Я хочу быть понят родной страной,
А не буду понят, так что ж,
Пройду над родной страной стороной,
Как проходит косой дождь,

послушно повторил Виктор Михайлович. И, не глядя в лицо Клавдии Георгиевны, сказал: – И подумать только, заставили человека от таких строк отказаться. А ведь если вслушаться, если на зуб взять, ничего лучшего он не написал. Вершина.

– Вы любите Маяковского?

– Я люблю, – подавляя возникшее раздражение и заботясь, чтобы Клавдия Георгиевна ничего не заподозрила, – я люблю соленые нежинские огурцы, гречневую кашу с молоком и хороший шашлык по-карски, – сказал Хабаров. Но как Виктор Михайлович ни старался, шутка не получилась.

Клавдия Георгиевна почувствовала его подспудное, тщательно замаскированное осуждение.

– В общем-то вы правы. Я всегда была ограниченной. Всегда жила в одну полоску. Захотела в медицину проникнуть – проникла. Выбрала хирургию – все говорили: брось, не бабское это дело, иди лучше в гинекологию или специализируйся на отоларингологических операциях, а я: нет, только общую хирургию мне подавай, и пробилась. Я хороший хирург, настоящий. А еще на что-то души не хватает.

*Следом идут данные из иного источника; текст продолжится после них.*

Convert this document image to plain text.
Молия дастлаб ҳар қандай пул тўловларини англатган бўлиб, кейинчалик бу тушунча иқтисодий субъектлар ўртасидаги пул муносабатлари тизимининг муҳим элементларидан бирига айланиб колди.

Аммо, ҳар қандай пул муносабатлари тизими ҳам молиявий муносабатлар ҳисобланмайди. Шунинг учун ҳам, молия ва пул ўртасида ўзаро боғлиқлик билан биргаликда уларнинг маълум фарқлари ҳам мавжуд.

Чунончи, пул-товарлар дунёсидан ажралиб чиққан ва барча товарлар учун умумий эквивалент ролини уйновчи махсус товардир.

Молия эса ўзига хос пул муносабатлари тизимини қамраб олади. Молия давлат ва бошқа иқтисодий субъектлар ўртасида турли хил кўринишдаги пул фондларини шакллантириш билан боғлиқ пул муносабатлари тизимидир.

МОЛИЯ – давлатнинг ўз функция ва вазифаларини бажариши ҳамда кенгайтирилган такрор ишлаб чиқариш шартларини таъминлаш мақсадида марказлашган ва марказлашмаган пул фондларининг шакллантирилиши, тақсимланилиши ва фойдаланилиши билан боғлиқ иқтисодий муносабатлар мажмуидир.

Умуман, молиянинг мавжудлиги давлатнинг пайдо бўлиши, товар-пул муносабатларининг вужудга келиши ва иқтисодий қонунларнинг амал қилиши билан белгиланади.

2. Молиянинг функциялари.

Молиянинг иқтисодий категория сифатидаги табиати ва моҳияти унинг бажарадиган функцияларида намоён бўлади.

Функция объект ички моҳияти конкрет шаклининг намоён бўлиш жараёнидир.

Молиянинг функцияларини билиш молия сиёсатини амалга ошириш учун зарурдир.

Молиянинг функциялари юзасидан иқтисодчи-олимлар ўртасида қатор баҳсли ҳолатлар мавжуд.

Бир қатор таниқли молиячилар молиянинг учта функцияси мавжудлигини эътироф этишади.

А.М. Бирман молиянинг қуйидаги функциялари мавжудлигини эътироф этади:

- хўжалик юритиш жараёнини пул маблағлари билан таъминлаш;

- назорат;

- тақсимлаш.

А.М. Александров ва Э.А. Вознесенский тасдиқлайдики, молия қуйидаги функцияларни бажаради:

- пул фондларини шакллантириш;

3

Хабаров не перебивал Клавдию Георгиевну. Ему было неудобно. "Ни к чему этот разговор получился". Но в голову никак не приходил приличный ход для отступления – ни шутливый, ни серьезный.

– В принципе я не жалуюсь, в принципе я своей жизнью довольна, – говорила Клавдия Георгиевна, – мне бы только жестокости побольше. Не умею говорить людям в лицо то, чего они заслуживают. Хочу и не могу. В горле какой-то ком сжимается – и немею. – Она замолчала, и Виктор Михайлович воспользовался этим:

– Это действительно трудно. Так хочется, бывает, сказать иногда человеку: ну и сволочь ты, братец, ну и подлец… А не говоришь. Подумаешь: вот скажу, так разве ж он поймет? Ни в жизнь! А если и поймет и, допустим, поверит, все равно лучше не станет. Подумаешь и молчишь. А на душе паршиво. Тоска.

– Да, да, это вы, Виктор Михайлович, очень точно заметили – тоска. Свирепая тоска, и некуда от нее деваться, и хочется землю грызть…

– Землю грызть, Клавдия Георгиевна, ни к чему. Не поможет. Просто надо взять хорошие стихи и читать вслух, совсем не думая, про что в этих стихах сказано, как, для чего, чему созвучно. Читать, вслушиваясь в музыку слов.

На одно колено ставши,
Он прицелился в оленя.
Только ветка шевельнулась,
Только листик закачался,
Но олень уж встрепенулся,
Отшатнувшись, топнул в землю,
Чутко встал, подняв копыто,
Прыгнул, точно ждал удара.
Ах, он шел навстречу смерти!
Как оса, стрела запела,
Как оса, в него впилася!..

И, не дожидаясь вопроса Клавдии Георгиевны, Хабаров сказал:

– Генри Лонгфелло, "Гайавата", перевод Бунина. Если когда-нибудь перед смертью у меня будет хоть пять минут свободного времени, обязательно постараюсь вспомнить "Гайавату"…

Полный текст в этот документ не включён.